|The three seams can be clearly seen here on Kirk|
At the time I questioned this element's characterization as being exclusive to Shatner pieces. How, exactly was this established as a fact? How did these "knowledgeable Star Trek experts" know this to be true? And what proof was offered as to the veracity of this so-called "fact"? None, other than showing a couple of screen caps with Shatner wearing a shirt that displayed this gusset detail. I showed a screen cap of an identical shirt being worn by stuntman Paul Baxley. I was then called all sorts of nasty things by the aforementioned bloggers for having the gall to question their research. Almost like they had some sort of personal interest in the piece. Hmmm.
Since last summer, I have regularly been looking at various episodes of TOS for a variety of research reasons – phaser details, comms, sets, props, etc. And while doing this research, I started to notice something that I wasn't even looking for. I discovered that the "double gusset" detail that was so highly touted was not only NOT exclusive but was wide-spread. I saw it everywhere once I sarted looking for it! It is seen in the earliest episodes all the way through to the end of the series.
Beyond the gold shirts, the three seams can clearly be seen on Nimoy's blue shirt, Scotty's red shirt and on tons of extra's pieces of all colors. The three seams is in no way shape or form a little-used, "Shatner-exclusive" detail. In short, it's EVERYWHERE! I have cited the episodes from which the images were pulled so anyone can duplicate my findings. And I show only a small fraction of appearances.

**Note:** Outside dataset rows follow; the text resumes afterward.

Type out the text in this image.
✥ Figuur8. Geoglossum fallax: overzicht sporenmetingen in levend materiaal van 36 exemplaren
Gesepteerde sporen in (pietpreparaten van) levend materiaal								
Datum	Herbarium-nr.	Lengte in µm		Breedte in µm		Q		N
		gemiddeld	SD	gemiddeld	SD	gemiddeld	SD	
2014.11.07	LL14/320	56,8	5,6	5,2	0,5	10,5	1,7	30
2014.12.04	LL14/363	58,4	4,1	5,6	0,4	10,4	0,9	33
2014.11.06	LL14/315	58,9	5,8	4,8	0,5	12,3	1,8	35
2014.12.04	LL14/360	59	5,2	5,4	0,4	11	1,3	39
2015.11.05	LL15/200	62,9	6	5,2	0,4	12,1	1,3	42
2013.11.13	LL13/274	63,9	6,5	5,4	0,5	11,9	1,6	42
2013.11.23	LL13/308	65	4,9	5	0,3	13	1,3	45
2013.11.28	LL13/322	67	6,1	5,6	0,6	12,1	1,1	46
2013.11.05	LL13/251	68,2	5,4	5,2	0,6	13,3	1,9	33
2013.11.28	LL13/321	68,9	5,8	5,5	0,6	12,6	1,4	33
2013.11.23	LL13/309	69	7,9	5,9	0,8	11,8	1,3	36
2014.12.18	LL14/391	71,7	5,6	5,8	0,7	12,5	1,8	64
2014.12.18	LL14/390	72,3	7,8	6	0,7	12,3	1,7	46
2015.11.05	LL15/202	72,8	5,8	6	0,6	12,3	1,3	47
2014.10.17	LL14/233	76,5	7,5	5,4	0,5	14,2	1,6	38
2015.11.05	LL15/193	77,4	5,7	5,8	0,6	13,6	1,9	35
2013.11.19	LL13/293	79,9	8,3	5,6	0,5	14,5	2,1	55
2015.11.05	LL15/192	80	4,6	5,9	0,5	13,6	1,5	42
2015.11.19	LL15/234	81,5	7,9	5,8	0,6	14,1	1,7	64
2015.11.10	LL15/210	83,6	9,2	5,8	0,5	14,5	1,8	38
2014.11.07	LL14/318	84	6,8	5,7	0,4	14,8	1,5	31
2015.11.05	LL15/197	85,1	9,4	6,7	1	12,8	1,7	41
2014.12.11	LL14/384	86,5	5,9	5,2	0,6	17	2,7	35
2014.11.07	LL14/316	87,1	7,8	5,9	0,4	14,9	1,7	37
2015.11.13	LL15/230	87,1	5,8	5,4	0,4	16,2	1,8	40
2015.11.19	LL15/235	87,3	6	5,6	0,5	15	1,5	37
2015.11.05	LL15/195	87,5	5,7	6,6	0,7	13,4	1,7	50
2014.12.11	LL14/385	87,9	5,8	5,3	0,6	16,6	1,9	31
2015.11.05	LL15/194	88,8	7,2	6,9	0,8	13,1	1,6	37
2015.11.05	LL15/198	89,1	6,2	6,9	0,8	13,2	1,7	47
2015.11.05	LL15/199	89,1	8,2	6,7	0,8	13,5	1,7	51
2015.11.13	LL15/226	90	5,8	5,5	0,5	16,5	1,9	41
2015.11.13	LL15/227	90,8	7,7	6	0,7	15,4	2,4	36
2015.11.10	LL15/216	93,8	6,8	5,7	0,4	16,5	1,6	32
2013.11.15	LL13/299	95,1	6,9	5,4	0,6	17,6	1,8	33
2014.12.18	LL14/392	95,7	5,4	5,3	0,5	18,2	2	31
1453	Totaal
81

Why is it so hard for so many people to be circumspect in these types of cases? If you think something is so, state your case as to why you feel that way, offer proof (in this case show the detail is EXCLUSIVE only to Shatner uniforms), and let people make up their own minds. Conveniently, the proponents of the "gusset postulate" showed only shots of Shatner wearing the detail while totally ignoring the fact that the detail IS IN NO WAY EXCLUSIVE TO SHATNER PIECES. This was either shoddy research or an attempt to deliberately mislead, I have no idea which. I still feel the shirt was a real Kirk shirt, but this detail should have never been used to support that idea. It's flat-out wrong.